A DCAT11 tensiometer from Dataphysics GmbH with a Wilhelmy plate was used, and all measurements were performed at 25.0 °C ± 0.5 °C, using a thermostated Julabo F20 circulating bath. The measurements for the cmc determination of the CTAB/SAIL solutions were performed by adding aliquots from a stock mixed CTAB/SAIL solution to the solution in the measuring vessel (starting initially with neat water). No dynamic surface tension effects were observed in any measurements.

4.4. In Vitro Assays

Laboratory-adapted Pf 3D7 (chloroquine- and mefloquine-sensitive), Dd2 (chloroquine-resistant and mefloquine-resistant) were continuously cultured and sorbitol synchronized, as previously described [21]. Staging and parasitemia were determined by light microscopy of Giemsa-stained thin blood smears.
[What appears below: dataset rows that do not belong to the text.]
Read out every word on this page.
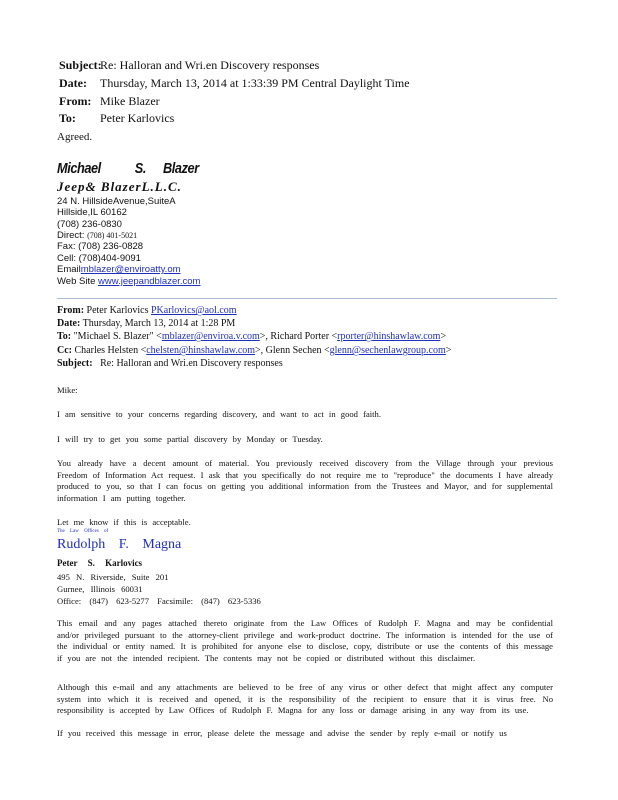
Subject:
Re: Halloran and Wri.en Discovery responses
Date: Thursday, March 13, 2014 at 1:33:39 PM Central Daylight Time
From: Mike Blazer
To: Peter Karlovics
Agreed.
Michael S. Blazer
Jeep& BlazerL.L.C.
24 N. HillsideAvenue,SuiteA
Hillside,IL 60162
(708) 236-0830
Direct: (708) 401-5021
Fax: (708) 236-0828
Cell: (708)404-9091
Emailmblazer@enviroatty.om
Web Site www.jeepandblazer.com
From: Peter Karlovics PKarlovics@aol.com
Date: Thursday, March 13, 2014 at 1:28 PM
To: "Michael S. Blazer" <mblazer@enviroa.v.com>, Richard Porter <rporter@hinshawlaw.com>
Cc: Charles Helsten <chelsten@hinshawlaw.com>, Glenn Sechen <glenn@sechenlawgroup.com>
Subject: Re: Halloran and Wri.en Discovery responses
Mike:
I am sensitive to your concerns regarding discovery, and want to act in good faith.
I will try to get you some partial discovery by Monday or Tuesday.
You already have a decent amount of material. You previously received discovery from the Village through your previous Freedom of Information Act request. I ask that you specifically do not require me to "reproduce" the documents I have already produced to you, so that I can focus on getting you additional information from the Trustees and Mayor, and for supplemental information I am putting together.
Let me know if this is acceptable.
The Law Offices of
Rudolph F. Magna
Peter S. Karlovics
495 N. Riverside, Suite 201
Gurnee, Illinois 60031
Office: (847) 623-5277 Facsimile: (847) 623-5336
This email and any pages attached thereto originate from the Law Offices of Rudolph F. Magna and may be confidential and/or privileged pursuant to the attorney-client privilege and work-product doctrine. The information is intended for the use of the individual or entity named. It is prohibited for anyone else to disclose, copy, distribute or use the contents of this message if you are not the intended recipient. The contents may not be copied or distributed without this disclaimer.
Although this e-mail and any attachments are believed to be free of any virus or other defect that might affect any computer system into which it is received and opened, it is the responsibility of the recipient to ensure that it is virus free. No responsibility is accepted by Law Offices of Rudolph F. Magna for any loss or damage arising in any way from its use.
If you received this message in error, please delete the message and advise the sender by reply e-mail or notify us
Anti-malarial activity was determined using the SYBR Green I assay, as previously described [22]. Briefly, early ring stage parasites (> 80% of rings) were challenged with a 1:3 serial dilution in medium from a stock solution of each compound in DMSO, with final concentrations ranging from 10,000–0.169 nM. Fluorescence intensity was measured with a multi-mode microplate reader (Triad, Dynex Technologies), with excitation and emission wavelengths of 485 and 535 nm, respectively, and analyzed by nonlinear regression using GraphPad Prism to determine IC50 values.